Coeur Mining Inc. (NYSE:CDE) recently announced it will be acquiring Vancouver-headquartered JDS Silver Inc. and, along with it, the company’s only operating asset – the high-grade silver, zinc and lead Silvertip mine – in a deal worth up to US$250 million.
“We believe Coeur has purchased a world-class asset in a great jurisdiction, and Silvertip will be an excellent addition to the company,” wrote Brent Gilchrist, president of JDS Silver, in a statement to Business in Vancouver.
The acquisition gets Coeur into the B.C. market, allowing the company to add a sixth producing mine to its roster of five, which are based in the U.S., Mexico and Bolivia.
At the same time, it takes the mine’s Houston-based private equity backer out of the Canadian market.
“We’d had a few parties who were, let’s call it knocking on the door, for lack of a better word,” said Denham Capital director Caroline Donally, who is responsible for analysis, structuring, valuation and execution of the firm’s mining deal investments.
Last year, Denham acquired the privately owned JDS Silver in a deal worth US$65 million. The investment helped complete the construction of Silvertip and brought the mine into production last fall.
“People had obviously heard rumours in the market that we were building and planning on taking it into production,” said Donally, adding that with a couple of parties showing interest in the asset, her firm let a handful “have a look and see what they thought.”
Coeur came up with the most attractive offer – an initial consideration of US$200 million, with an additional US$50 million contingent on specific permitting and exploration milestones being met. The deal is expected to close before the end of October.
“It is fairly unusual for a new mine to almost pop up on the radar, be in a private company and not be in a public company, which I think was a matter of interest to certain companies because it was an ability for them to acquire something which doesn’t actually have a history in the public market,” added Donally.
Silvertip, located 16 kilometres south of the B.C.-Yukon border, has a 60-year history of mineral exploration, dating back to the discovery of the Silvertip deposit in 1957. Coeur Mining expects that once an average mining rate of 1,000 tonnes per day is achieved, the site will have an annual average production of about 10 million silver equivalent ounces over the course of a 7.5-year initial mine life. Broken down, that’s three million ounces of silver, 45 million to 50 million pounds of zinc and 40 million to 45 million pounds of lead.

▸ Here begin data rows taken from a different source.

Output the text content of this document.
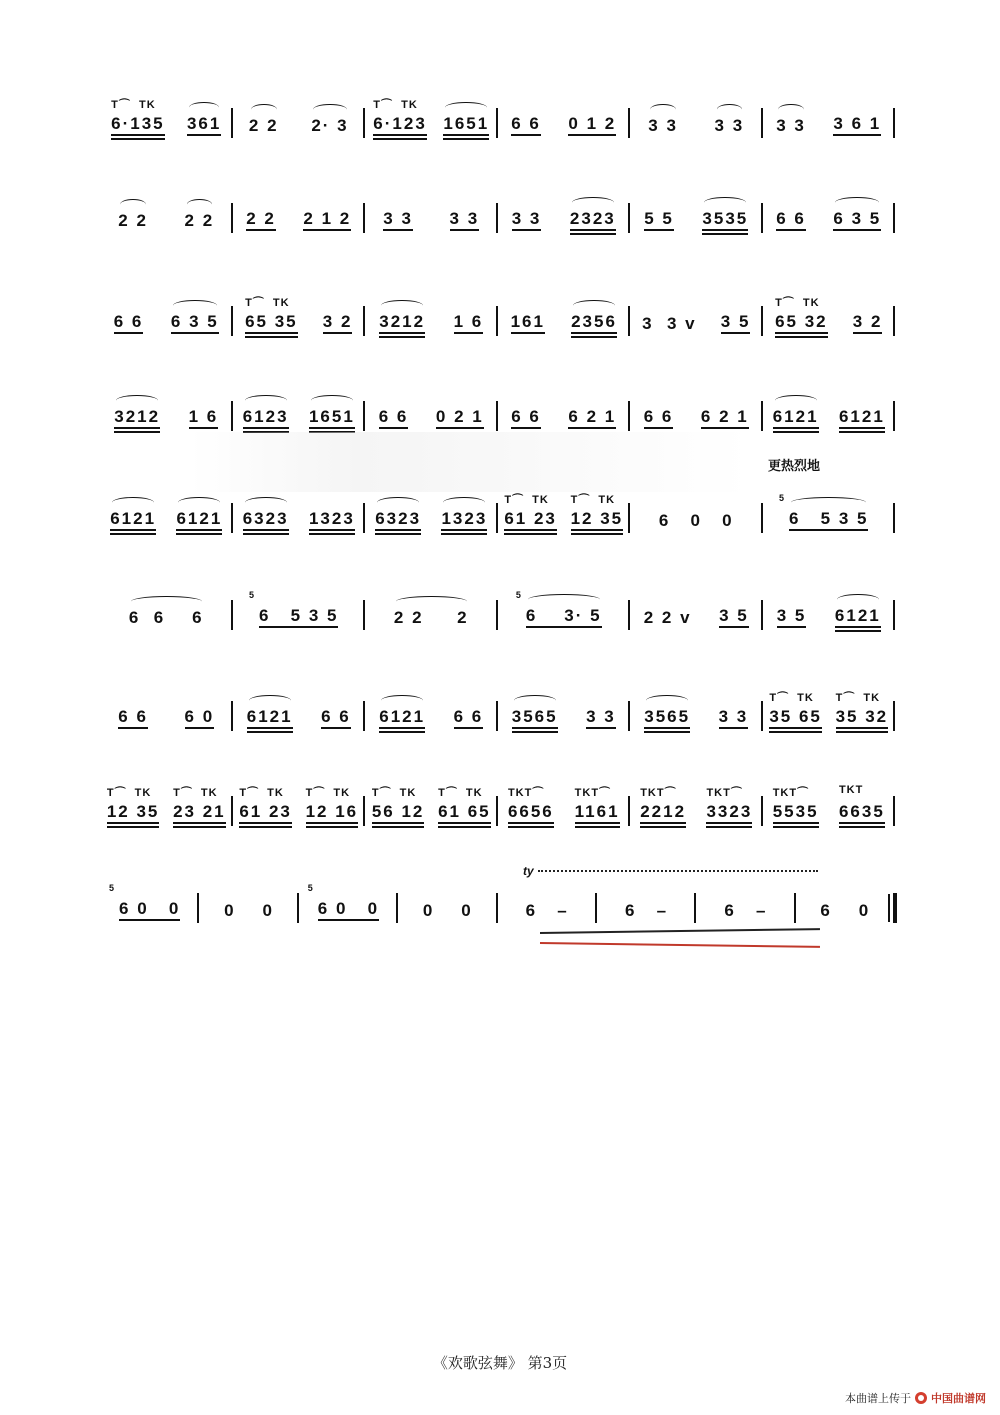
6·135
T⌒  TK
361 2 2 2· 3 6·123
T⌒  TK
1651 6 6 0 1 2 3 3 3 3 3 3 3 6 1
2 2 2 2 2 2 2 1 2 3 3 3 3 3 3 2323 5 5 3535 6 6 6 3 5
6 6 6 3 5 65 35
T⌒  TK
3 2 3212 1 6 161 2356 3  3 v 3 5 65 32
T⌒  TK
3 2
3212 1 6 6123 1651 6 6 0 2 1 6 6 6 2 1 6 6 6 2 1 6121 6121
6121 6121 6323 1323 6323 1323 61 23
T⌒  TK
12 35
T⌒  TK
6   0   0	6   5 3 5
5
6  6    6	6   5 3 5
5
2 2     2	6    3· 5
5
2 2 v 3 5 3 5 6121
6 6 6 0 6121 6 6 6121 6 6 3565 3 3 3565 3 3 35 65
T⌒  TK
35 32
T⌒  TK
12 35
T⌒  TK
23 21
T⌒  TK
61 23
T⌒  TK
12 16
T⌒  TK
56 12
T⌒  TK
61 65
T⌒  TK
6656
TKT⌒
1161
TKT⌒
2212
TKT⌒
3323
TKT⌒
5535
TKT⌒
6635
TKT
6 0   0
5
0    0	6 0   0
5
0    0	6   –	6   –	6   –	6    0
更热烈地
ty
《欢歌弦舞》 第3页
本曲谱上传于 中国曲谱网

Coeur has also announced its intention to invest between US$25 million and US$35 million in surface infrastructure, accelerated underground development and drilling and mill optimization over a six-month period once the deal closes, before resuming commercial production by the end of 2018’s first quarter.

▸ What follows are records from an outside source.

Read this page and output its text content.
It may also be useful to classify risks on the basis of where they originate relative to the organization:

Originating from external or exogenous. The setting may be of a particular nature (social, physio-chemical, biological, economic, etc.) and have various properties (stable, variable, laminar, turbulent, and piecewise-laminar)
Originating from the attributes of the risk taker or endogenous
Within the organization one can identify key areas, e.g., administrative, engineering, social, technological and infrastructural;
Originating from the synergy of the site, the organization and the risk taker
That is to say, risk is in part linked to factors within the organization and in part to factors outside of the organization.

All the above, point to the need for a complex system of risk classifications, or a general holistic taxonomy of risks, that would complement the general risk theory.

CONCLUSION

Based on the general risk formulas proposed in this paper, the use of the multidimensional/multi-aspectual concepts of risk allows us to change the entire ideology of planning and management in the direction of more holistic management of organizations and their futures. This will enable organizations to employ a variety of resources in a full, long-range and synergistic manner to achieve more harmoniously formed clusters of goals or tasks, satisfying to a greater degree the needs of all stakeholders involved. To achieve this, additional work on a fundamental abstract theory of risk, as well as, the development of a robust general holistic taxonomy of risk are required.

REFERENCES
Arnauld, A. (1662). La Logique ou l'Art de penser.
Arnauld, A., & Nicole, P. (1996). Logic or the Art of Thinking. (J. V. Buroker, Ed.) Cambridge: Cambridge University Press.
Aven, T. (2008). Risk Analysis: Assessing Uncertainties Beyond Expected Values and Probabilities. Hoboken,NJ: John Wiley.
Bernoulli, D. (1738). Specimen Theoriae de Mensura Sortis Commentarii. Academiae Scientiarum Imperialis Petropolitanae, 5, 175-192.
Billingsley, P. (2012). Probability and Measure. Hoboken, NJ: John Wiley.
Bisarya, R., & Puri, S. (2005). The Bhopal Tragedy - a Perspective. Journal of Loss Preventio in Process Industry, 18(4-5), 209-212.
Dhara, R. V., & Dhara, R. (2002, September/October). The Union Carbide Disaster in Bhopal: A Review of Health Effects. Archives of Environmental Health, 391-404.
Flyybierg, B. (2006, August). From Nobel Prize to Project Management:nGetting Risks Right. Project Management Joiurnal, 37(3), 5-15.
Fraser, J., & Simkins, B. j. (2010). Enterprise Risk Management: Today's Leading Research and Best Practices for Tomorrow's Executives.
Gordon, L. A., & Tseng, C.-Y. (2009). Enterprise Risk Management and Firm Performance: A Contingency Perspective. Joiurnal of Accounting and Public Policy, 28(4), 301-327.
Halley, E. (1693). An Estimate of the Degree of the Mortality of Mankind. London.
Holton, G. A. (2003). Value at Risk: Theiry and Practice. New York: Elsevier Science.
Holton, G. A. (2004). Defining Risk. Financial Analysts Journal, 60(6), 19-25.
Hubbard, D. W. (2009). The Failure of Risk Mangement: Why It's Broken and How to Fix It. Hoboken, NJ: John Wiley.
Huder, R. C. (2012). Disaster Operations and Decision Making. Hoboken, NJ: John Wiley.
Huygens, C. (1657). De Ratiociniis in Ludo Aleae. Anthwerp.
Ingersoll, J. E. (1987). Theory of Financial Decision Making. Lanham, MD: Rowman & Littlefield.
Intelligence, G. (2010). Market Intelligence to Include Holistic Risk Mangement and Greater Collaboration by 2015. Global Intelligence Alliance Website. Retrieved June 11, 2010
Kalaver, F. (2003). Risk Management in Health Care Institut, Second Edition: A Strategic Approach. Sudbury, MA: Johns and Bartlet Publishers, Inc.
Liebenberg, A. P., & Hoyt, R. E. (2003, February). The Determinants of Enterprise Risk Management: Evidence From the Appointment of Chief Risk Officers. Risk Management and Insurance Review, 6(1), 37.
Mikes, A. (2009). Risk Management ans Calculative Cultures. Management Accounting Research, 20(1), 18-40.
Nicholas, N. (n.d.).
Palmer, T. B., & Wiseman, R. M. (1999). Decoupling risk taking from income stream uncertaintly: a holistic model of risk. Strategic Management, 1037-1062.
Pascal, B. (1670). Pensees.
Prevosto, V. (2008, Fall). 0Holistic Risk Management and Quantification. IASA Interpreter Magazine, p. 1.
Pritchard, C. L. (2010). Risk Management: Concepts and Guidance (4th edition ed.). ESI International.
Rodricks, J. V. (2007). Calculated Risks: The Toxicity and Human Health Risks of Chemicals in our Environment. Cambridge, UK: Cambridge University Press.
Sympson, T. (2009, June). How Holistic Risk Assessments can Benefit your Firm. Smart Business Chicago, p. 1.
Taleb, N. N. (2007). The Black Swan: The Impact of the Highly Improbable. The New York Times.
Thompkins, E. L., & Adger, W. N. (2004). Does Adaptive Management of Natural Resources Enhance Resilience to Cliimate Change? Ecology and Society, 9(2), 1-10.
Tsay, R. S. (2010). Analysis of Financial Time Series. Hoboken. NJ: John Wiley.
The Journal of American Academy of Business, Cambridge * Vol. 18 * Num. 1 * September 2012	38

If Silvertip meets Coeur’s expectations, the average annual production of 10 million silver equivalent ounces will contribute significantly to the company’s production profile. An expected average year at Silvertip represents a 27.5% increase over the 36.3 million silver equivalent ounces Coeur produced last year.
“It’s obviously good news for the province of B.C.,” said Bryan Cox, president and CEO of the Mining Association of British Columbia (MABC). “We’ll see what they’re able to do with the project, but always, investment into the province is good news.”
This year, global commodity prices rose from cyclical lows, though mining merger and acquisition activity globally has remained tepid. According to a recent KPMG report on the industry, activity in the first half of 2017 is up 9% year-over-year but is still below 2013 and 2014 transaction levels. Deals in North America were at their lowest level in three years.
“We’re starting a new up cycle, so there’s a fair amount of optimism,” said Michael Schuss, president and CEO of Canadian International Minerals Inc.
That upbeat mood – and the US$250 million Coeur-Silvertip deal – comes despite uncertainty about what BC NDP government policies might mean for the industry, he said.
“That would not have happened any time before. What would have happened 20 years ago when the NDP were in, everything just died. There were no takeovers; the whole industry just shut down like that, and that’s not the case this time,” said Schuss.
From the MABC’s perspective, there are three pillars to a strong provincial mining industry: commodity prices, investment climate and the regulatory and tax environment – and only one is directly under any government’s control.
Cox said, “All the fundamentals are there for B.C., and having all those market forces come together in that perfect opportunity. We have to be ready to catch that wave in the province.”
He noted that the NDP’s decision to phase out PST on electricity would help make B.C. more competitive. But Cox said the accelerated increases to B.C.’s carbon tax are an area that will need to be monitored to ensure B.C. stays competitive.